How she listened as Rupert told his story, and how sweetly she was moved by the pathos of it. Once or twice she made an involuntary movement forward, as if she was drawn towards him, and uttered a lovely low exclamation which was a little like the broken coo of a dove. Rupert did not know that there was pathos in his relation. He made only a simple picture of things, but as he went on Tom saw all the effect of the hot little town left ruined and apathetic after the struggle of war, the desolateness of the big house empty but for its three rooms, its bare floors echoing to the sound of the lonely pair of feet, the garden grown into a neglected jungle, the slatternly negro girl in the kitchen singing wild camp-meeting hymns as she went about her careless work.

"It sounds so lonely," Sheba said, with tender mournfulness.

"That was what it was--lonely," Rupert answered. "It's been a different place since Matt came, but it has always been lonely. Uncle Tom," putting his hand on the big knee near him, as impulsively as a child, "I love that old Matt--I love him!"

"Ah, so do I!" burst forth Sheba. "Don't you, Uncle Tom?" And she put her hand on the other knee.

Rupert looked down at the hand. It was so fair and soft and full of the expression of sympathy--such an adorably womanly little hand, that one's first impulse was to lay one's own upon it. He made a movement and then remembered, and looked up, and their eyes met and rested on each other gently.

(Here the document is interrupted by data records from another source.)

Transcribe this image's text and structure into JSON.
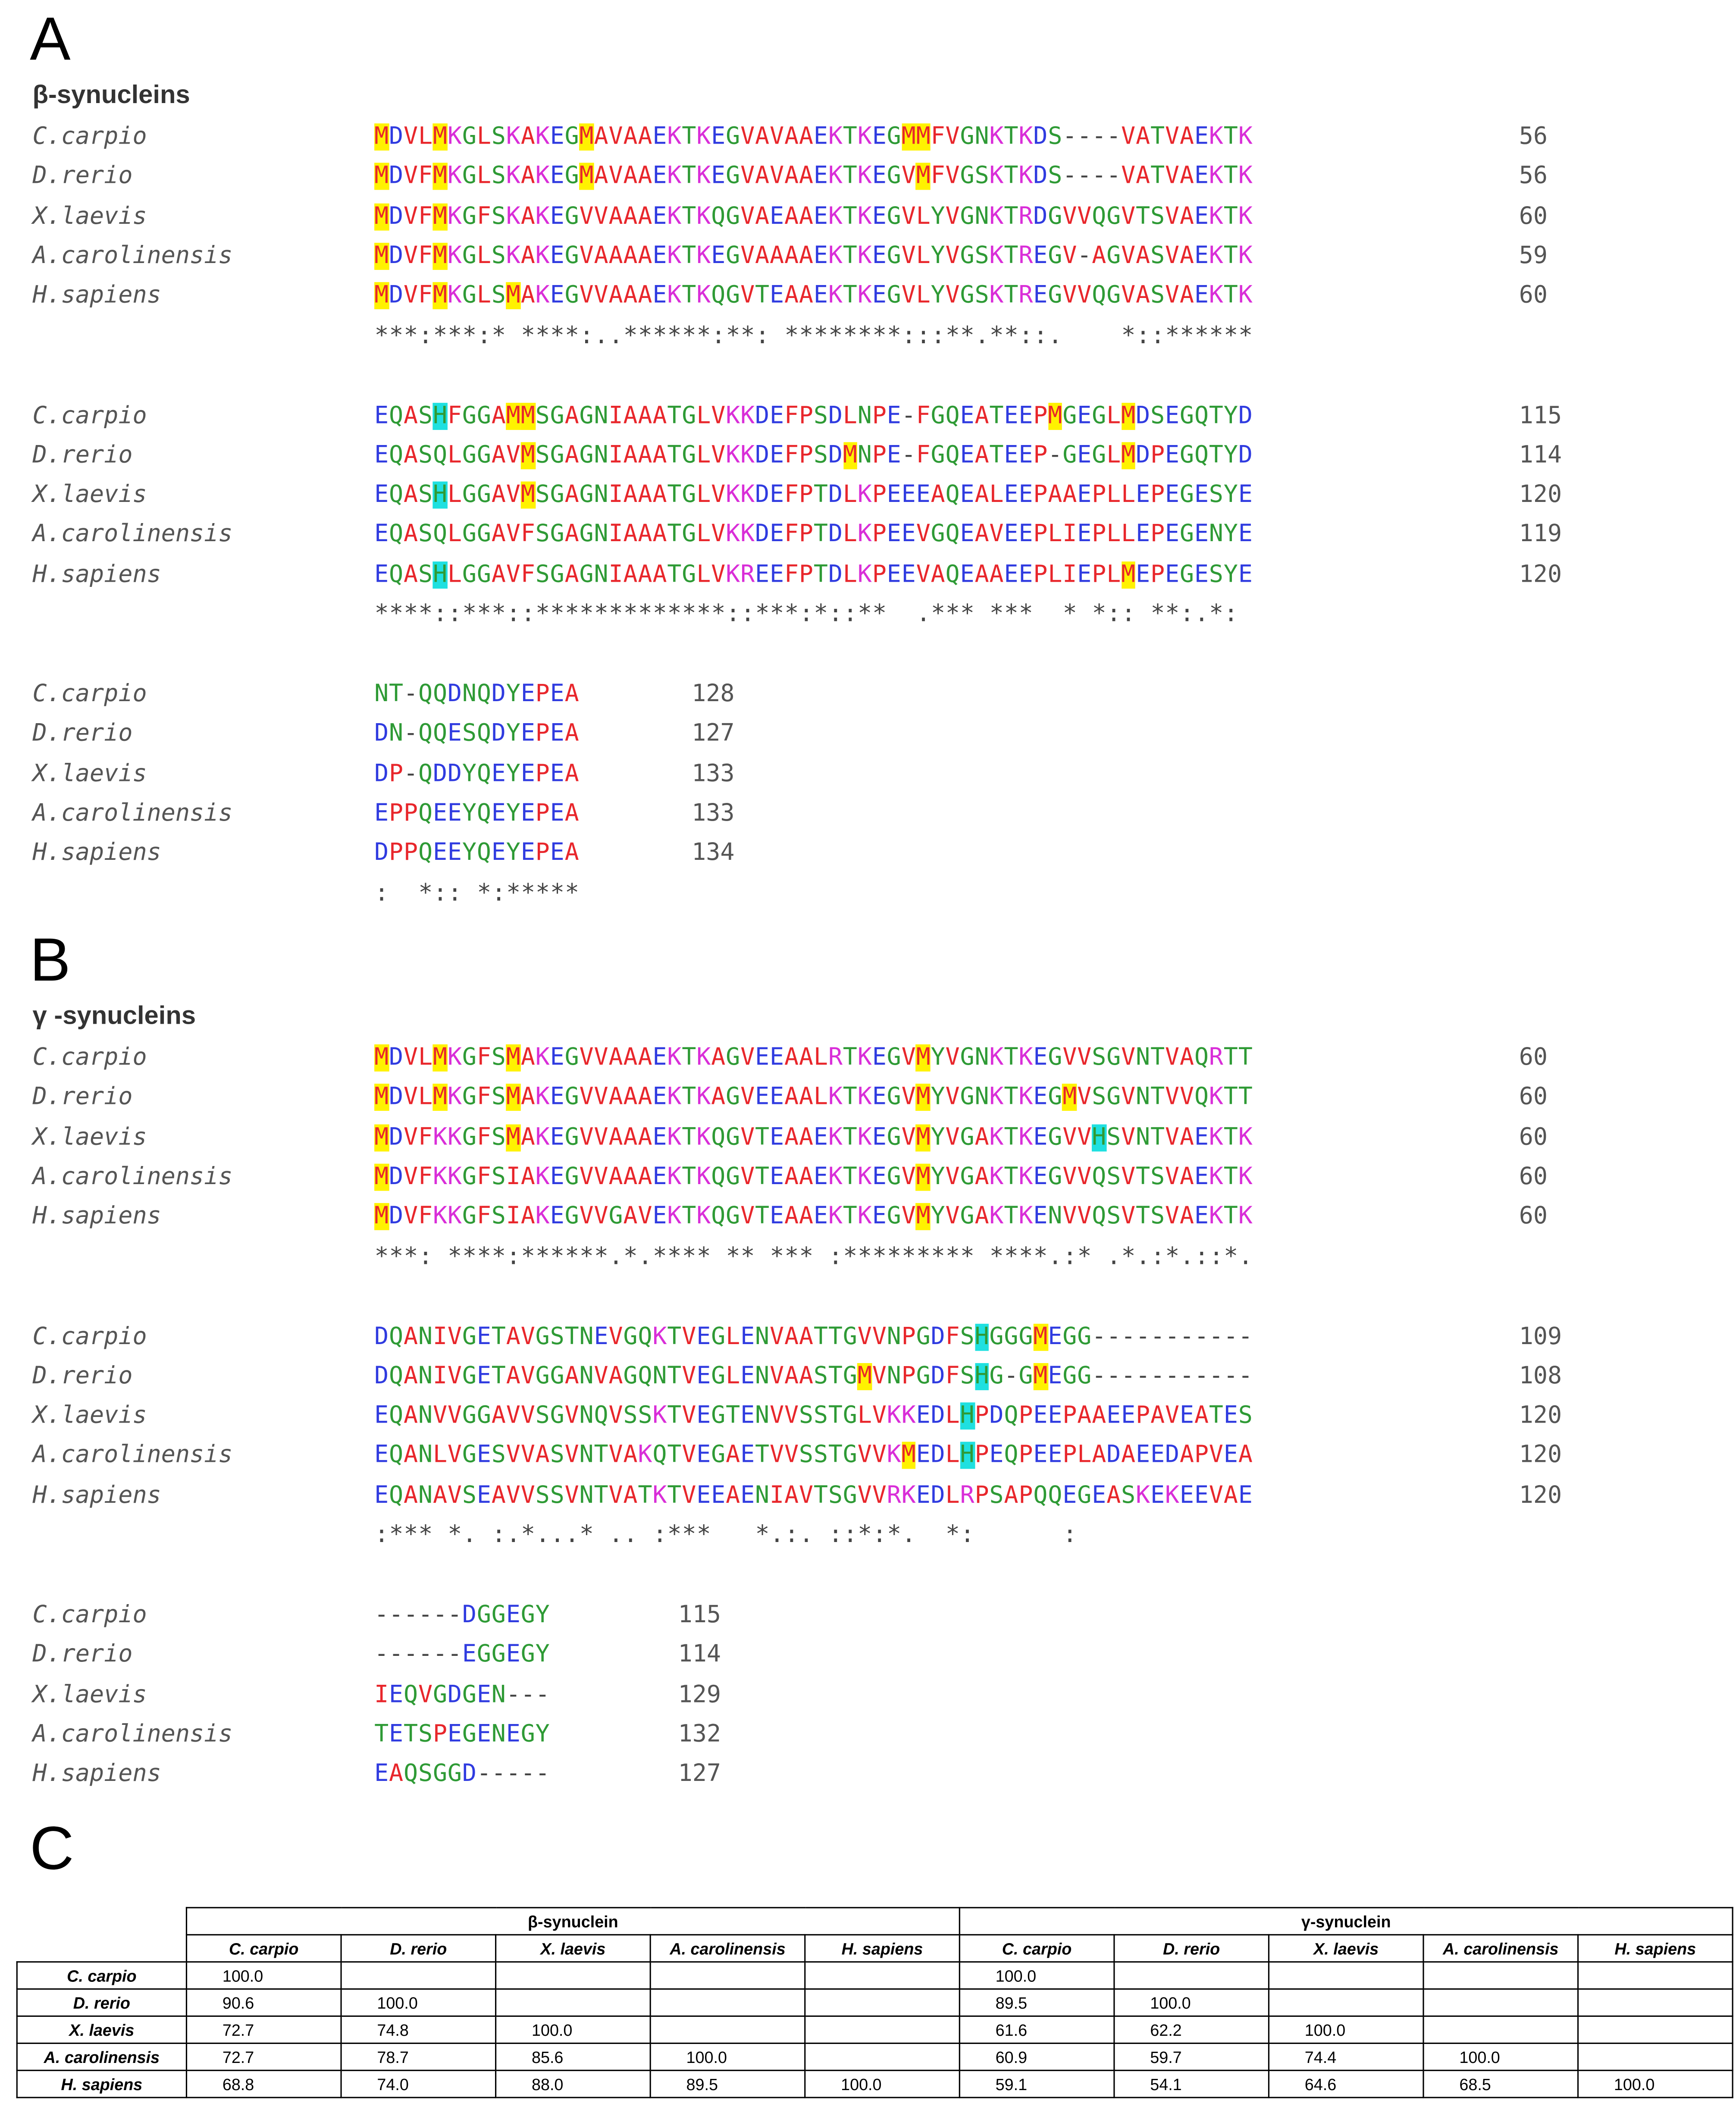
{
  "panels": {
    "a": "A",
    "b": "B",
    "c": "C"
  },
  "beta": {
    "title": "β-synucleins",
    "blocks": [
      {
        "rows": [
          {
            "species": "C.carpio",
            "seq": "MDVLMKGLSKAKEGMAVAAEKTKEGVAVAAEKTKEGMMFVGNKTKDS----VATVAEKTK",
            "num": "56"
          },
          {
            "species": "D.rerio",
            "seq": "MDVFMKGLSKAKEGMAVAAEKTKEGVAVAAEKTKEGVMFVGSKTKDS----VATVAEKTK",
            "num": "56"
          },
          {
            "species": "X.laevis",
            "seq": "MDVFMKGFSKAKEGVVAAAEKTKQGVAEAAEKTKEGVLYVGNKTRDGVVQGVTSVAEKTK",
            "num": "60"
          },
          {
            "species": "A.carolinensis",
            "seq": "MDVFMKGLSKAKEGVAAAAEKTKEGVAAAAEKTKEGVLYVGSKTREGV-AGVASVAEKTK",
            "num": "59"
          },
          {
            "species": "H.sapiens",
            "seq": "MDVFMKGLSMAKEGVVAAAEKTKQGVTEAAEKTKEGVLYVGSKTREGVVQGVASVAEKTK",
            "num": "60"
          }
        ],
        "cons": "***:***:* ****:..******:**: ********:::**.**::.    *::******"
      },
      {
        "rows": [
          {
            "species": "C.carpio",
            "seq": "EQASHFGGAMMSGAGNIAAATGLVKKDEFPSDLNPE-FGQEATEEPMGEGLMDSEGQTYD",
            "num": "115"
          },
          {
            "species": "D.rerio",
            "seq": "EQASQLGGAVMSGAGNIAAATGLVKKDEFPSDMNPE-FGQEATEEP-GEGLMDPEGQTYD",
            "num": "114"
          },
          {
            "species": "X.laevis",
            "seq": "EQASHLGGAVMSGAGNIAAATGLVKKDEFPTDLKPEEEAQEALEEPAAEPLLEPEGESYE",
            "num": "120"
          },
          {
            "species": "A.carolinensis",
            "seq": "EQASQLGGAVFSGAGNIAAATGLVKKDEFPTDLKPEEVGQEAVEEPLIEPLLEPEGENYE",
            "num": "119"
          },
          {
            "species": "H.sapiens",
            "seq": "EQASHLGGAVFSGAGNIAAATGLVKREEFPTDLKPEEVAQEAAEEPLIEPLMEPEGESYE",
            "num": "120"
          }
        ],
        "cons": "****::***::*************::***:*::**  .*** ***  * *:: **:.*:"
      },
      {
        "rows": [
          {
            "species": "C.carpio",
            "seq": "NT-QQDNQDYEPEA",
            "num": "128"
          },
          {
            "species": "D.rerio",
            "seq": "DN-QQESQDYEPEA",
            "num": "127"
          },
          {
            "species": "X.laevis",
            "seq": "DP-QDDYQEYEPEA",
            "num": "133"
          },
          {
            "species": "A.carolinensis",
            "seq": "EPPQEEYQEYEPEA",
            "num": "133"
          },
          {
            "species": "H.sapiens",
            "seq": "DPPQEEYQEYEPEA",
            "num": "134"
          }
        ],
        "cons": ":  *:: *:*****"
      }
    ]
  },
  "gamma": {
    "title": "γ -synucleins",
    "blocks": [
      {
        "rows": [
          {
            "species": "C.carpio",
            "seq": "MDVLMKGFSMAKEGVVAAAEKTKAGVEEAALRTKEGVMYVGNKTKEGVVSGVNTVAQRTT",
            "num": "60"
          },
          {
            "species": "D.rerio",
            "seq": "MDVLMKGFSMAKEGVVAAAEKTKAGVEEAALKTKEGVMYVGNKTKEGMVSGVNTVVQKTT",
            "num": "60"
          },
          {
            "species": "X.laevis",
            "seq": "MDVFKKGFSMAKEGVVAAAEKTKQGVTEAAEKTKEGVMYVGAKTKEGVVHSVNTVAEKTK",
            "num": "60"
          },
          {
            "species": "A.carolinensis",
            "seq": "MDVFKKGFSIAKEGVVAAAEKTKQGVTEAAEKTKEGVMYVGAKTKEGVVQSVTSVAEKTK",
            "num": "60"
          },
          {
            "species": "H.sapiens",
            "seq": "MDVFKKGFSIAKEGVVGAVEKTKQGVTEAAEKTKEGVMYVGAKTKENVVQSVTSVAEKTK",
            "num": "60"
          }
        ],
        "cons": "***: ****:******.*.**** ** *** :********* ****.:* .*.:*.::*."
      },
      {
        "rows": [
          {
            "species": "C.carpio",
            "seq": "DQANIVGETAVGSTNEVGQKTVEGLENVAATTGVVNPGDFSHGGGMEGG-----------",
            "num": "109"
          },
          {
            "species": "D.rerio",
            "seq": "DQANIVGETAVGGANVAGQNTVEGLENVAASTGMVNPGDFSHG-GMEGG-----------",
            "num": "108"
          },
          {
            "species": "X.laevis",
            "seq": "EQANVVGGAVVSGVNQVSSKTVEGTENVVSSTGLVKKEDLHPDQPEEPAAEEPAVEATES",
            "num": "120"
          },
          {
            "species": "A.carolinensis",
            "seq": "EQANLVGESVVASVNTVAKQTVEGAETVVSSTGVVKMEDLHPEQPEEPLADAEEDAPVEA",
            "num": "120"
          },
          {
            "species": "H.sapiens",
            "seq": "EQANAVSEAVVSSVNTVATKTVEEAENIAVTSGVVRKEDLRPSAPQQEGEASKEKEEVAE",
            "num": "120"
          }
        ],
        "cons": ":*** *. :.*...* .. :***   *.:. ::*:*.  *:      :           "
      },
      {
        "rows": [
          {
            "species": "C.carpio",
            "seq": "------DGGEGY",
            "num": "115"
          },
          {
            "species": "D.rerio",
            "seq": "------EGGEGY",
            "num": "114"
          },
          {
            "species": "X.laevis",
            "seq": "IEQVGDGEN---",
            "num": "129"
          },
          {
            "species": "A.carolinensis",
            "seq": "TETSPEGENEGY",
            "num": "132"
          },
          {
            "species": "H.sapiens",
            "seq": "EAQSGGD-----",
            "num": "127"
          }
        ],
        "cons": ""
      }
    ]
  },
  "table": {
    "group_headers": [
      "β-synuclein",
      "γ-synuclein"
    ],
    "species_headers": [
      "C. carpio",
      "D. rerio",
      "X. laevis",
      "A. carolinensis",
      "H. sapiens"
    ],
    "rows": [
      {
        "label": "C. carpio",
        "beta": [
          "100.0",
          "",
          "",
          "",
          ""
        ],
        "gamma": [
          "100.0",
          "",
          "",
          "",
          ""
        ]
      },
      {
        "label": "D. rerio",
        "beta": [
          "90.6",
          "100.0",
          "",
          "",
          ""
        ],
        "gamma": [
          "89.5",
          "100.0",
          "",
          "",
          ""
        ]
      },
      {
        "label": "X. laevis",
        "beta": [
          "72.7",
          "74.8",
          "100.0",
          "",
          ""
        ],
        "gamma": [
          "61.6",
          "62.2",
          "100.0",
          "",
          ""
        ]
      },
      {
        "label": "A. carolinensis",
        "beta": [
          "72.7",
          "78.7",
          "85.6",
          "100.0",
          ""
        ],
        "gamma": [
          "60.9",
          "59.7",
          "74.4",
          "100.0",
          ""
        ]
      },
      {
        "label": "H. sapiens",
        "beta": [
          "68.8",
          "74.0",
          "88.0",
          "89.5",
          "100.0"
        ],
        "gamma": [
          "59.1",
          "54.1",
          "64.6",
          "68.5",
          "100.0"
        ]
      }
    ]
  },
  "colors": {
    "acidic": "#2f3be0",
    "basic": "#d92ed8",
    "hydrophobic": "#e8262b",
    "polar": "#2e9a35",
    "highlight_met": "#fff200",
    "highlight_his": "#1fe0e0"
  },
  "highlights": {
    "beta": [
      [
        [
          0,
          0,
          "y"
        ],
        [
          0,
          4,
          "y"
        ],
        [
          0,
          14,
          "y"
        ],
        [
          0,
          36,
          "y"
        ],
        [
          0,
          37,
          "y"
        ],
        [
          1,
          0,
          "y"
        ],
        [
          1,
          4,
          "y"
        ],
        [
          1,
          14,
          "y"
        ],
        [
          1,
          37,
          "y"
        ],
        [
          2,
          0,
          "y"
        ],
        [
          2,
          4,
          "y"
        ],
        [
          3,
          0,
          "y"
        ],
        [
          3,
          4,
          "y"
        ],
        [
          4,
          0,
          "y"
        ],
        [
          4,
          4,
          "y"
        ],
        [
          4,
          9,
          "y"
        ]
      ],
      [
        [
          0,
          4,
          "c"
        ],
        [
          0,
          9,
          "y"
        ],
        [
          0,
          10,
          "y"
        ],
        [
          0,
          46,
          "y"
        ],
        [
          0,
          51,
          "y"
        ],
        [
          1,
          10,
          "y"
        ],
        [
          1,
          32,
          "y"
        ],
        [
          1,
          51,
          "y"
        ],
        [
          2,
          4,
          "c"
        ],
        [
          2,
          10,
          "y"
        ],
        [
          4,
          4,
          "c"
        ],
        [
          4,
          51,
          "y"
        ]
      ],
      []
    ],
    "gamma": [
      [
        [
          0,
          0,
          "y"
        ],
        [
          0,
          4,
          "y"
        ],
        [
          0,
          9,
          "y"
        ],
        [
          0,
          37,
          "y"
        ],
        [
          1,
          0,
          "y"
        ],
        [
          1,
          4,
          "y"
        ],
        [
          1,
          9,
          "y"
        ],
        [
          1,
          37,
          "y"
        ],
        [
          1,
          47,
          "y"
        ],
        [
          2,
          0,
          "y"
        ],
        [
          2,
          9,
          "y"
        ],
        [
          2,
          37,
          "y"
        ],
        [
          2,
          49,
          "c"
        ],
        [
          3,
          0,
          "y"
        ],
        [
          3,
          37,
          "y"
        ],
        [
          4,
          0,
          "y"
        ],
        [
          4,
          37,
          "y"
        ]
      ],
      [
        [
          0,
          41,
          "c"
        ],
        [
          0,
          45,
          "y"
        ],
        [
          1,
          33,
          "y"
        ],
        [
          1,
          41,
          "c"
        ],
        [
          1,
          45,
          "y"
        ],
        [
          2,
          40,
          "c"
        ],
        [
          3,
          36,
          "y"
        ],
        [
          3,
          40,
          "c"
        ]
      ],
      []
    ]
  }
}
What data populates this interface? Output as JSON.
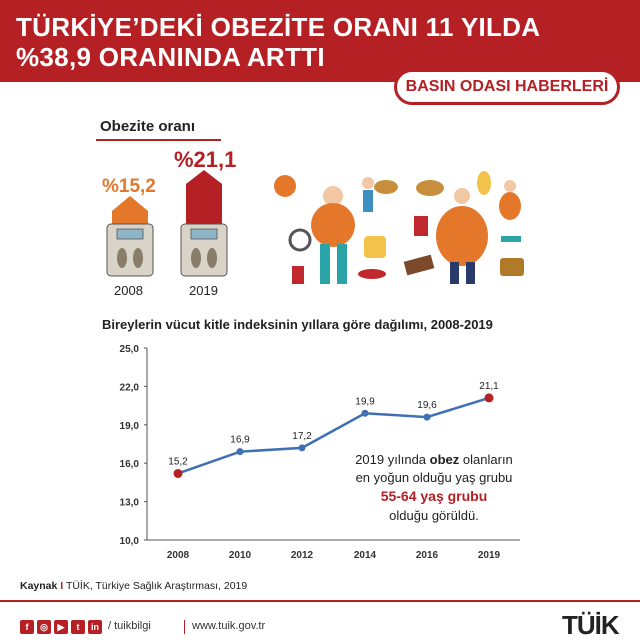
{
  "header": {
    "title_line1": "TÜRKİYE’DEKİ OBEZİTE ORANI 11 YILDA",
    "title_line2": "%38,9 ORANINDA ARTTI",
    "badge": "BASIN ODASI HABERLERİ"
  },
  "obesity": {
    "label": "Obezite oranı",
    "items": [
      {
        "year": "2008",
        "value_label": "%15,2",
        "value": 15.2
      },
      {
        "year": "2019",
        "value_label": "%21,1",
        "value": 21.1
      }
    ]
  },
  "chart_data": {
    "type": "line",
    "title": "Bireylerin vücut kitle indeksinin yıllara göre dağılımı, 2008-2019",
    "xlabel": "",
    "ylabel": "",
    "x": [
      "2008",
      "2010",
      "2012",
      "2014",
      "2016",
      "2019"
    ],
    "values": [
      15.2,
      16.9,
      17.2,
      19.9,
      19.6,
      21.1
    ],
    "value_labels": [
      "15,2",
      "16,9",
      "17,2",
      "19,9",
      "19,6",
      "21,1"
    ],
    "ylim": [
      10,
      25
    ],
    "yticks": [
      "10,0",
      "13,0",
      "16,0",
      "19,0",
      "22,0",
      "25,0"
    ],
    "ytick_values": [
      10,
      13,
      16,
      19,
      22,
      25
    ],
    "grid": false,
    "colors": {
      "line": "#3f6fb5",
      "point": "#c0282d",
      "endpoint": "#b52025"
    },
    "annotation": {
      "line1": "2019 yılında",
      "bold": "obez",
      "line1_end": "olanların",
      "line2": "en yoğun olduğu yaş grubu",
      "highlight": "55-64 yaş grubu",
      "line4": "olduğu görüldü."
    }
  },
  "source": {
    "label": "Kaynak",
    "sep": "I",
    "text": "TÜİK, Türkiye Sağlık Araştırması, 2019"
  },
  "footer": {
    "social_icons": [
      "f",
      "◎",
      "▶",
      "t",
      "in"
    ],
    "handle": "/ tuikbilgi",
    "website": "www.tuik.gov.tr",
    "logo": "TÜİK"
  },
  "colors": {
    "brand": "#b52025",
    "accent_orange": "#e5772b"
  }
}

When the subject of the claim was broached, Sheba thought it like a fairy tale. She listened almost with bated breath. As Rupert had not realised that he was pathetic in the relation of the first part of his story, so he did not know that he was picturesque in this. But his material had strong colour. The old man on the brink of splendid fortune, the strange, unforeseen national disaster sweeping all before it and leaving only poverty and ruin, the untouched wealth of the mines lying beneath the earth on which battles had been fought--all the possibilities the future might hold for one penniless boy--these things were full of suggestion and excitement.

"You would be rich," said Sheba.

"So would Uncle Tom," Rupert answered, smiling; "and you, too."

Tom had been listening with a reflective look on his face. He tilted his chair back and ran his hand through his hair.

"At all events, we couldn't _lose_ money if we didn't gain any," he said.

"That's where we're safe. When a man's got to the place where he hasn't anything to lose, he can afford to take chances. Perhaps it's worth thinking over. Let's go to bed, children. It's midnight."

When they said good-night to each other, the two young hands clung together kindly and Sheba looked up with sympathetic eyes.

"Would you like to be very rich?" she asked.

"To-night I am rich," he answered. "That is because you and Uncle Tom have made me feel as if I belonged to someone. It is so long since I have seemed to belong to anyone."

"But now you belong to us," said Sheba.

He stood silently looking down at her a moment.

"Your eyes look just as they did when you were a little child," he said.

He lifted her hand and pressed his warm young lips to it.